Niebieski znak +1 będzie informował, że strona jest warta odwiedzenia i użyteczna w kontekście danego zapytania. Osoby zalogowane do konta Google zobaczą znak oraz kto go dodał. Jeśli rekomendacje będą pochodziły od znajomych, wiadomo, że z nich skorzystasz i z setek stron wybierzesz tę wskazaną.
Jak działa +1
Przy każdej stronie w wynikach wyszukiwania wszyscy będą widzieli przezroczysty znak +1 (funkcja jest wprowadzana sukcesywnie, więc nie dziw się, jeśli jeszcze jej nie zobaczysz). Dopiero po zalogowaniu się na swoje konto w usłudze
Google możesz zamienić przezroczysty przycisk na niebieski – wystarczy go kliknąć. Ponowne kliknięcie powoduje cofnięcie rekomendacji. Swoje „poparcie dla danej strony” możesz też usunąć w swoim profilu Google w zakładce +1.
Plany rozwojowe
Początkowo +1 będzie widoczne w wynikach wyszukiwania i przy reklamach. Z czasem pojawi się w innych produktach Google’a, np. Mapach, na YouTube. Właściciele stron będą mogli umieszczać go tak, jak przycisk Facebooka „Lubię to”.
+1 będzie ważnym czynnikiem branym pod uwagę przy pozycjonowaniu stron.
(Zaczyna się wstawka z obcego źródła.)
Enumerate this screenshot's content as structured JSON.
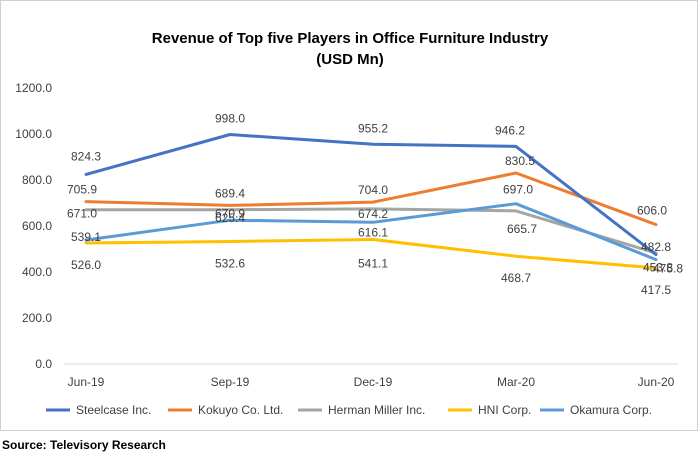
{
  "chart_data": {
    "type": "line",
    "title": "Revenue of Top five Players in Office Furniture Industry",
    "subtitle": "(USD Mn)",
    "categories": [
      "Jun-19",
      "Sep-19",
      "Dec-19",
      "Mar-20",
      "Jun-20"
    ],
    "ylim": [
      0,
      1200
    ],
    "yticks": [
      "0.0",
      "200.0",
      "400.0",
      "600.0",
      "800.0",
      "1000.0",
      "1200.0"
    ],
    "legend_position": "bottom",
    "grid": false,
    "series": [
      {
        "name": "Steelcase Inc.",
        "color": "#4472c4",
        "values": [
          824.3,
          998.0,
          955.2,
          946.2,
          475.8
        ],
        "labels": [
          "824.3",
          "998.0",
          "955.2",
          "946.2",
          "475.8"
        ]
      },
      {
        "name": "Kokuyo Co. Ltd.",
        "color": "#ed7d31",
        "values": [
          705.9,
          689.4,
          704.0,
          830.5,
          606.0
        ],
        "labels": [
          "705.9",
          "689.4",
          "704.0",
          "830.5",
          "606.0"
        ]
      },
      {
        "name": "Herman Miller Inc.",
        "color": "#a5a5a5",
        "values": [
          671.0,
          670.9,
          674.2,
          665.7,
          482.8
        ],
        "labels": [
          "671.0",
          "670.9",
          "674.2",
          "665.7",
          "482.8"
        ]
      },
      {
        "name": "HNI Corp.",
        "color": "#ffc000",
        "values": [
          526.0,
          532.6,
          541.1,
          468.7,
          417.5
        ],
        "labels": [
          "526.0",
          "532.6",
          "541.1",
          "468.7",
          "417.5"
        ]
      },
      {
        "name": "Okamura Corp.",
        "color": "#5b9bd5",
        "values": [
          539.1,
          625.4,
          616.1,
          697.0,
          453.8
        ],
        "labels": [
          "539.1",
          "625.4",
          "616.1",
          "697.0",
          "453.8"
        ]
      }
    ]
  },
  "source": "Source: Televisory Research"
}
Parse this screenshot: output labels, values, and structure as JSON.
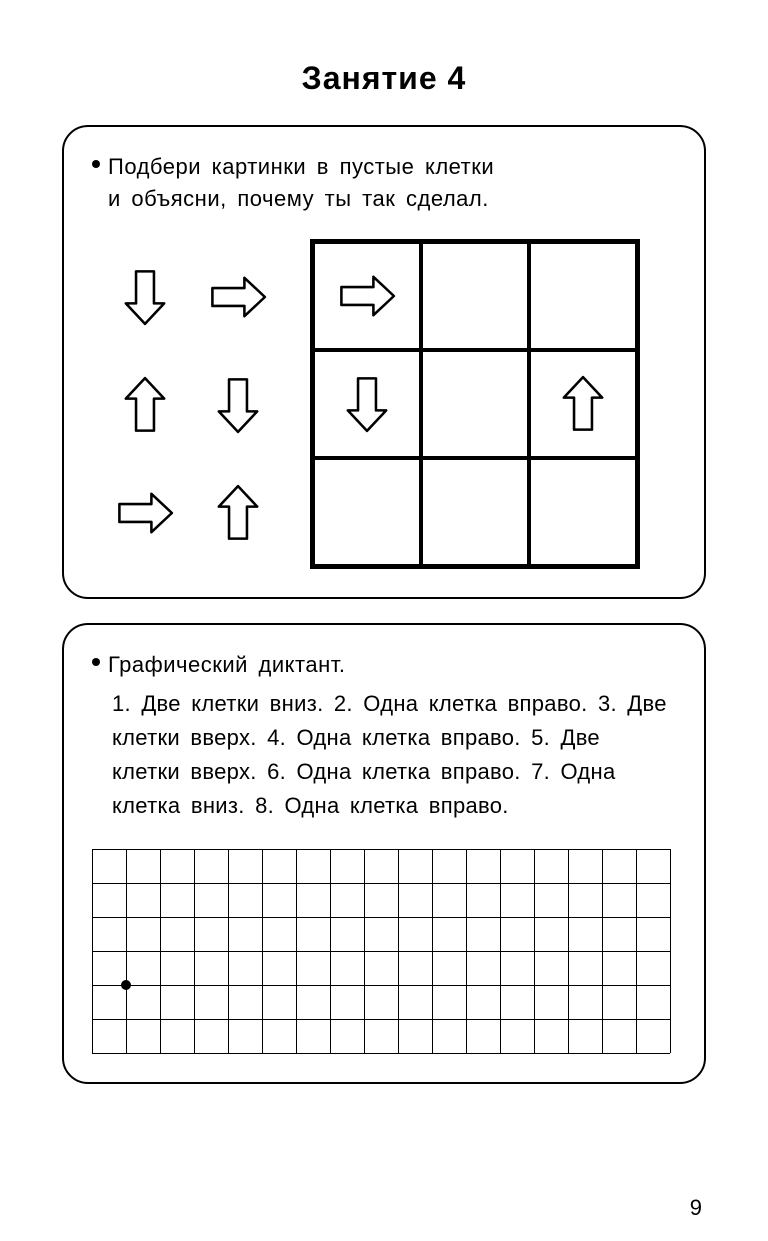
{
  "title": "Занятие  4",
  "page_number": "9",
  "colors": {
    "stroke": "#000000",
    "fill": "#ffffff",
    "grid": "#000000"
  },
  "exercise1": {
    "instruction_line1": "Подбери  картинки  в  пустые  клетки",
    "instruction_line2": "и  объясни,  почему ты  так  сделал.",
    "arrow_style": {
      "stroke_width": 4,
      "size": 64
    },
    "left_arrows": [
      [
        "down",
        "right"
      ],
      [
        "up",
        "down"
      ],
      [
        "right",
        "up"
      ]
    ],
    "puzzle": {
      "cell_size": 108,
      "border_width": 3,
      "cells": [
        [
          "right",
          null,
          null
        ],
        [
          "down",
          null,
          "up"
        ],
        [
          null,
          null,
          null
        ]
      ]
    }
  },
  "exercise2": {
    "heading": "Графический  диктант.",
    "steps_text": "1.  Две  клетки  вниз.  2.  Одна  клетка вправо.  3.  Две  клетки  вверх.  4.  Одна клетка  вправо.  5.  Две  клетки  вверх. 6.  Одна  клетка  вправо.  7.  Одна  клетка вниз.  8.  Одна  клетка  вправо.",
    "grid": {
      "cols": 17,
      "rows": 6,
      "cell_size": 34,
      "line_color": "#000000",
      "line_width": 1,
      "start_dot": {
        "col": 1,
        "row": 4,
        "radius": 5
      }
    }
  }
}
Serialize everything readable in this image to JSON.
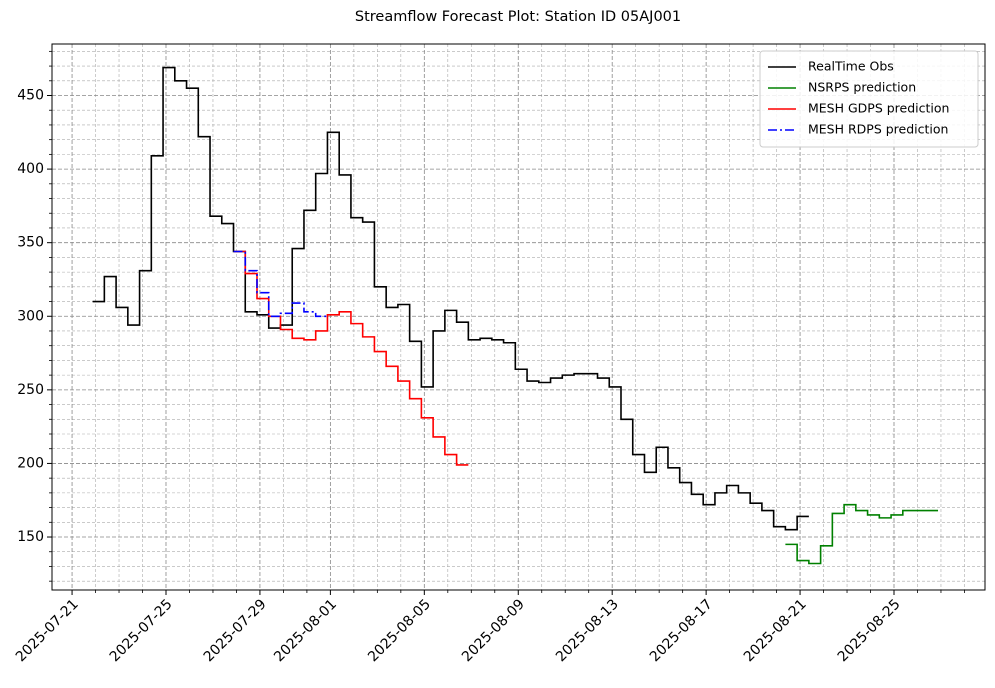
{
  "chart_data": {
    "type": "step",
    "title": "Streamflow Forecast Plot: Station ID 05AJ001",
    "xlim": [
      "2025-07-20 03:30",
      "2025-08-28 21:00"
    ],
    "ylim": [
      114,
      485
    ],
    "xticks": [
      "2025-07-21",
      "2025-07-25",
      "2025-07-29",
      "2025-08-01",
      "2025-08-05",
      "2025-08-09",
      "2025-08-13",
      "2025-08-17",
      "2025-08-21",
      "2025-08-25"
    ],
    "xminorticks": [
      "2025-07-22",
      "2025-07-23",
      "2025-07-24",
      "2025-07-26",
      "2025-07-27",
      "2025-07-28",
      "2025-07-30",
      "2025-07-31",
      "2025-08-02",
      "2025-08-03",
      "2025-08-04",
      "2025-08-06",
      "2025-08-07",
      "2025-08-08",
      "2025-08-10",
      "2025-08-11",
      "2025-08-12",
      "2025-08-14",
      "2025-08-15",
      "2025-08-16",
      "2025-08-18",
      "2025-08-19",
      "2025-08-20",
      "2025-08-22",
      "2025-08-23",
      "2025-08-24",
      "2025-08-26",
      "2025-08-27",
      "2025-08-28"
    ],
    "yticks": [
      150,
      200,
      250,
      300,
      350,
      400,
      450
    ],
    "yminorticks": [
      120,
      130,
      140,
      160,
      170,
      180,
      190,
      210,
      220,
      230,
      240,
      260,
      270,
      280,
      290,
      310,
      320,
      330,
      340,
      360,
      370,
      380,
      390,
      410,
      420,
      430,
      440,
      460,
      470,
      480
    ],
    "grid": true,
    "legend": "upper right",
    "series": [
      {
        "name": "RealTime Obs",
        "color": "#000000",
        "linestyle": "solid",
        "x": [
          "2025-07-21 21:00",
          "2025-07-22 09:00",
          "2025-07-22 21:00",
          "2025-07-23 09:00",
          "2025-07-23 21:00",
          "2025-07-24 09:00",
          "2025-07-24 21:00",
          "2025-07-25 09:00",
          "2025-07-25 21:00",
          "2025-07-26 09:00",
          "2025-07-26 21:00",
          "2025-07-27 09:00",
          "2025-07-27 21:00",
          "2025-07-28 09:00",
          "2025-07-28 21:00",
          "2025-07-29 09:00",
          "2025-07-29 21:00",
          "2025-07-30 09:00",
          "2025-07-30 21:00",
          "2025-07-31 09:00",
          "2025-07-31 21:00",
          "2025-08-01 09:00",
          "2025-08-01 21:00",
          "2025-08-02 09:00",
          "2025-08-02 21:00",
          "2025-08-03 09:00",
          "2025-08-03 21:00",
          "2025-08-04 09:00",
          "2025-08-04 21:00",
          "2025-08-05 09:00",
          "2025-08-05 21:00",
          "2025-08-06 09:00",
          "2025-08-06 21:00",
          "2025-08-07 09:00",
          "2025-08-07 21:00",
          "2025-08-08 09:00",
          "2025-08-08 21:00",
          "2025-08-09 09:00",
          "2025-08-09 21:00",
          "2025-08-10 09:00",
          "2025-08-10 21:00",
          "2025-08-11 09:00",
          "2025-08-11 21:00",
          "2025-08-12 09:00",
          "2025-08-12 21:00",
          "2025-08-13 09:00",
          "2025-08-13 21:00",
          "2025-08-14 09:00",
          "2025-08-14 21:00",
          "2025-08-15 09:00",
          "2025-08-15 21:00",
          "2025-08-16 09:00",
          "2025-08-16 21:00",
          "2025-08-17 09:00",
          "2025-08-17 21:00",
          "2025-08-18 09:00",
          "2025-08-18 21:00",
          "2025-08-19 09:00",
          "2025-08-19 21:00",
          "2025-08-20 09:00",
          "2025-08-20 21:00",
          "2025-08-21 09:00"
        ],
        "values": [
          310,
          327,
          306,
          294,
          331,
          409,
          469,
          460,
          455,
          422,
          368,
          363,
          344,
          303,
          301,
          292,
          294,
          346,
          372,
          397,
          425,
          396,
          367,
          364,
          320,
          306,
          308,
          283,
          252,
          290,
          304,
          296,
          284,
          285,
          284,
          282,
          264,
          256,
          255,
          258,
          260,
          261,
          261,
          258,
          252,
          230,
          206,
          194,
          211,
          197,
          187,
          179,
          172,
          180,
          185,
          180,
          173,
          168,
          157,
          155,
          164,
          164
        ]
      },
      {
        "name": "NSRPS prediction",
        "color": "#008000",
        "linestyle": "solid",
        "x": [
          "2025-08-20 09:00",
          "2025-08-20 21:00",
          "2025-08-21 09:00",
          "2025-08-21 21:00",
          "2025-08-22 09:00",
          "2025-08-22 21:00",
          "2025-08-23 09:00",
          "2025-08-23 21:00",
          "2025-08-24 09:00",
          "2025-08-24 21:00",
          "2025-08-25 09:00",
          "2025-08-25 21:00",
          "2025-08-26 09:00",
          "2025-08-26 21:00"
        ],
        "values": [
          145,
          134,
          132,
          144,
          166,
          172,
          168,
          165,
          163,
          165,
          168,
          168,
          168,
          168
        ]
      },
      {
        "name": "MESH GDPS prediction",
        "color": "#ff0000",
        "linestyle": "solid",
        "x": [
          "2025-07-27 21:00",
          "2025-07-28 09:00",
          "2025-07-28 21:00",
          "2025-07-29 09:00",
          "2025-07-29 21:00",
          "2025-07-30 09:00",
          "2025-07-30 21:00",
          "2025-07-31 09:00",
          "2025-07-31 21:00",
          "2025-08-01 09:00",
          "2025-08-01 21:00",
          "2025-08-02 09:00",
          "2025-08-02 21:00",
          "2025-08-03 09:00",
          "2025-08-03 21:00",
          "2025-08-04 09:00",
          "2025-08-04 21:00",
          "2025-08-05 09:00",
          "2025-08-05 21:00",
          "2025-08-06 09:00",
          "2025-08-06 21:00"
        ],
        "values": [
          344,
          329,
          312,
          300,
          291,
          285,
          284,
          290,
          301,
          303,
          295,
          286,
          276,
          266,
          256,
          244,
          231,
          218,
          206,
          199,
          199
        ]
      },
      {
        "name": "MESH RDPS prediction",
        "color": "#0000ff",
        "linestyle": "dashdot",
        "x": [
          "2025-07-27 21:00",
          "2025-07-28 09:00",
          "2025-07-28 21:00",
          "2025-07-29 09:00",
          "2025-07-29 21:00",
          "2025-07-30 09:00",
          "2025-07-30 21:00",
          "2025-07-31 09:00",
          "2025-07-31 21:00"
        ],
        "values": [
          344,
          331,
          316,
          300,
          302,
          309,
          303,
          300,
          300
        ]
      }
    ]
  }
}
Oczywiście rekomendacja jednej osoby czy jednego kręgu znajomych nie wystarczy do umieszczenia strony wyżej na liście wyszukiwania. Specjalny algorytm sprawdzi, czy dana strona podoba się różnym środowiskom.
Google kontra Facebook
Atutem +1 jest wskazywanie polecanych stron już w wynikach wyszukiwania, a nie dopiero po otwarciu strony. Facebook szybko nadrobił ten brak. Wtyczka do przeglądarek Firefox, IE oraz Chrome (do pobrania ze strony http://crossrider.com/install/124-google-like) powoduje wyświetlenie w wynikach wyszukiwania Google ikonki z informacją, ile osób „lubi” dany artykuł czy produkt.
Ponadto pomysł Google’a wcale nie jest odkrywczy. Microsoft Bing od końca 2010 roku wykorzystuje przycisk „Lubię” w wynikach wyszukiwań pewnego typu, np. restauracji, i wyróżnia te, które polecają przyjaciele – aby skorzystać z tej funkcji, trzeba być zalogowanym na konto Facebooka.
Google chce dać użytkownikom swoich usług użyteczne narzędzie ułatwiające i przyspieszające wyszukiwanie, ale jego słabą stroną jest brak społecznościowych powiązań, jakie zapewnia Facebook. Użytkownicy tego ostatniego są zmotywowani klikaniem przycisków, bo w ten sposób od razu umieszczają w swoim profilu dodatkowe treści. Nie może z tym konkurować dodawanie linków do zarekomendowanych stron do profilu Google.
Szansa na sukces
Przycisk +1 ma przede wszystkim ułatwić i przyspieszyć wyszukiwanie treści w sieci. Jego sukces zależy jednak od zaangażowania użytkowników usług Google’a,
co budzi watpliwości. Przyciski Facebooka – „Lubię to!, „Poleć”, „Udostępnij” – są wszechobecne
i wydaje się, że bez względu na wysiłki
Google’a będą bardziej widoczne.
„Fajne!” w NK prawie niewidoczne
Społecznościowe przyciski chcą mieć wszyscy. Również nasz rodzimy portal NK wprowadził przycisk „Fajne!”. Osoby mające konto na NK mogą pobrać widżet i umieścić go na swoim blogu czy stronie. Na razie prawie się go nie spotyka. „Lubię to” rządzi!
Co najlepsze, słowo „Fajne” wykorzystuje już YouTube – wyświetla się wraz ze służącą do oceny nagrania ikonką skierowanego w górę kciuka przy każdym klipie wideo.